Both the beauty and pain of loving one’s child is that we can see all the imperfections in that relentless love, and even more, the imperfections in both that child and ourselves more clearly as a result. Nonetheless, the love is perfect to you and only to you, so that if you should lose it through that child’s death, you’re crushed beyond bearing. But the day comes eventually when you realize that though the child is gone, that love has stayed with you, a gift to you always. And in order for you to embrace and cherish it, you must carry on and live. ~ Patricia V. Davis

This might sound crazy but I have helped at least 30 family’s by using my ghost hunting crew and using tape recorders to go through the white noise and get messages to the child & vice/versa. I also have a ghost box that goes through 20 radio stations per second & they have learned to communicate through them.I haven’t been to one house where we haven’t contacted the lost loved one,Every family has thanked me over & over. I am not crazy,there’s some things in this world we don’t understand & EVP’S and other communication devices CAN communicate with the dead.I am just so glad to help & when I leave there house it seemed to turn it back into a home, Craig
Hi, Craig!
It’s been a while and I hope all is well with you. I keep my mind very open to the possibilities that you suggest, believe me. And I do agree that there are many things in this world we don’t understand. Best wishes for a happy, healthy and successful new year!
funny how your posts (your books, anything you write, really) seems to always be speaking directly at me, one way or another. In here the thoughts I have are on the other way around, on having to carry onliving precisely because my child needs me to…it’s been a rocky path these past few weeks.
Now on the proper subject, I remember loosing one of my bests friends (she commited suicide, we had not spoken for a couple of months as I was travelling) we were 14…. and my aunt loosing her 27 years old son to a car crash, he had married the year before. My mum’s words sounded through all my life: There is nothing a mother cannot recover from, apart from the death pof her child.
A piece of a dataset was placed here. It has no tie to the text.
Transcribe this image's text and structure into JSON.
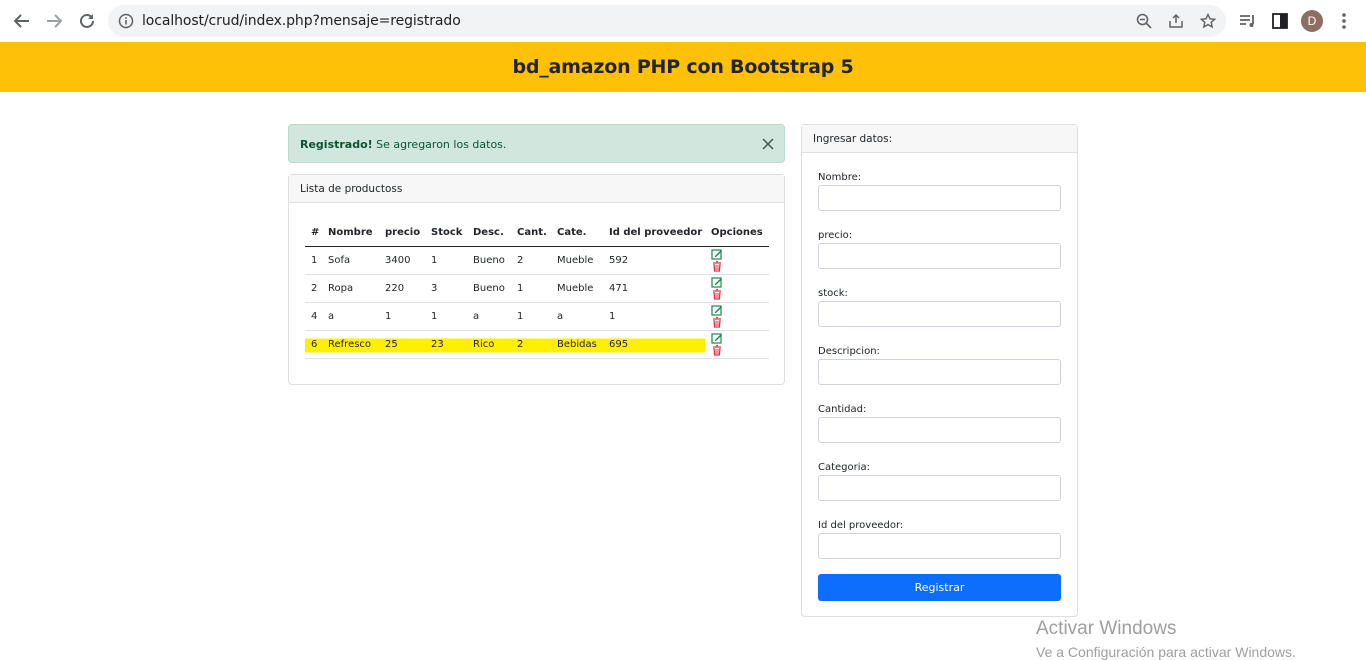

but yes, I suppose in the bigger picture, said mother needs to carry on especially when there are other family members…. I’m sure isn’t easy and, if this Xmas already didn’t come without much of a happy feeling…the shootings in the school sure bring a deep hurt in my heart (I seriously hope this is what prompted you to write this)
Hope you have an amazing Xmas and a great 2013, you know you live in our hearts ๐
Cynthia & Sarita
Hi, Mrs. Peel,
How lovely to see that name again. It brings back the old VOX days. There is nothing more final than death and there is nothing that feels more unnatural than outliving one’s child. I wrote this post for all parents who have suffered this loss. There was a time I thought I couldn’t go on or wouldn’t go on if I lost my child, and then watching my husband carry on even though he lost one of his four sons, I realize that that is the way my stepson would have wanted it.
As for your personal situation, I know how much you are suffering over what is going on with your own child. Believe me, I hear you and understand all the feelings of frustration, anger, confusion and terror. And most of all the overwhelming love that makes her life so much more important to you than your own. But my son and stepsons are grown now, and the one thing I have come to realise as early as this year: we simply can’t let what they do affect us so emotionally that it becomes an overwhelming physical ache. Harder to do than for me to write. But, I just want you to know what a wonderful human being you are—your love for all creatures and especially your daughter shine through, even only through your words on the internet. When we meet (and we will) I will embrace you and say thanks face-to-face, just for being who you are. Please remember this no matter how bad things get. Thinking of you and sending you best wishes for all good things, the holiday season and always.
XXX
Patricia
thanks you Patricia, for your wonderful words… ๐ You know, you are one my most important pieces in my survival box of hope…. many times when I feel things get too tough, there you are with some amazing post or showing up in my inbox to remind me that the fight must go on ๐
We WILL meet in person, and there is another thing to look forward to…
Thanks once again, I am honoured to be your friend.